Sift the flour, baking powder and chilli powder together into a medium bowl. Stir in the polenta. Make a well in the centre. Add the eggs, buttermilk and oil. Stir to combine then stir in corn and cheese.
Pour mixture into the prepared pan. Bake for 35 minutes or until a skewer inserted into the centre comes out clean. Stand in the pan for 5 minutes then turn onto a wire rack. Cut into slices. Serve with fish curry.
Heat oil in a large frying pan or saucepan over medium heat. Add onion, garlic, ginger, curry powder, turmeric and cinnamon and cook, stirring often, for 3 minutes or until onion is soft. Add cauliflower and toss to coat in the spices.
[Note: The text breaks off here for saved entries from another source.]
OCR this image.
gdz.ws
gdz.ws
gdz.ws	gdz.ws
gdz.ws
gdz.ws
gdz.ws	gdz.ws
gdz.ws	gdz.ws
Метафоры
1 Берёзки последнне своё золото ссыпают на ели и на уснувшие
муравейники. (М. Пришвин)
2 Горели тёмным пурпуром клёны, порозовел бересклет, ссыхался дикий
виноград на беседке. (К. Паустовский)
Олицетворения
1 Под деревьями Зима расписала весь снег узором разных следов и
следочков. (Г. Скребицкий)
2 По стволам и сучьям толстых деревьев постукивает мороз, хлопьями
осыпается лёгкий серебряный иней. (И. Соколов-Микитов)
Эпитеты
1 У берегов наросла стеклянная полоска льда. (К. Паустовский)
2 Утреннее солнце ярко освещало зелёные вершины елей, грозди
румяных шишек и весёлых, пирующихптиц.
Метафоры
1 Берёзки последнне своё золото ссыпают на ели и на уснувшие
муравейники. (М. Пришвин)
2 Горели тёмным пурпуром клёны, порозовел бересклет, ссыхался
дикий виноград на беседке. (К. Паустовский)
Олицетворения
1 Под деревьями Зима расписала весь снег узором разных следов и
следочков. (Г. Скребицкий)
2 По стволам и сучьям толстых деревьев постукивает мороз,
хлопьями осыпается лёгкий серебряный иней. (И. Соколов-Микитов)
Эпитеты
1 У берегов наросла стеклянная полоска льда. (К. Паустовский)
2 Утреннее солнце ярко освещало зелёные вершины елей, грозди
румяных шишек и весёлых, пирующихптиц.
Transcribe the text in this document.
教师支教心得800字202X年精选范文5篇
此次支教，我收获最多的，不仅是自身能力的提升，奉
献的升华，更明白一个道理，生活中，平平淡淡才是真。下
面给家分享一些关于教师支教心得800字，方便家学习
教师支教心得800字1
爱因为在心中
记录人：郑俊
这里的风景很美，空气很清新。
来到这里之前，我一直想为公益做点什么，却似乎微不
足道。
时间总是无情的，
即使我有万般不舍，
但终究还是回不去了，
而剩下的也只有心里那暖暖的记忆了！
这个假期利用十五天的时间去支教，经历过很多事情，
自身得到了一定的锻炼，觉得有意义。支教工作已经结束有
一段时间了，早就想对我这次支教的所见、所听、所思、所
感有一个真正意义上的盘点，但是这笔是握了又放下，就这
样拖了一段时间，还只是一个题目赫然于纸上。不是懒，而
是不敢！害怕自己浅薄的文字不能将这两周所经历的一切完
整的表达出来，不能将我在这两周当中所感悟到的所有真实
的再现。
Stir in water, stock cube and tomatoes, and season with ground black pepper. Bring to the boil. Reduce heat to medium-low, simmer, uncovered for 10 minutes.
Cut fish into large pieces. Add to tomato mixture. Simmer, stirring occasionally, for 10 minutes or until fish is cooked through. Gently stir in spinach. Cook for a further 1 minute until spinach is just wilted. Remove. Squeeze over the lemon juice. Serve with corn bread.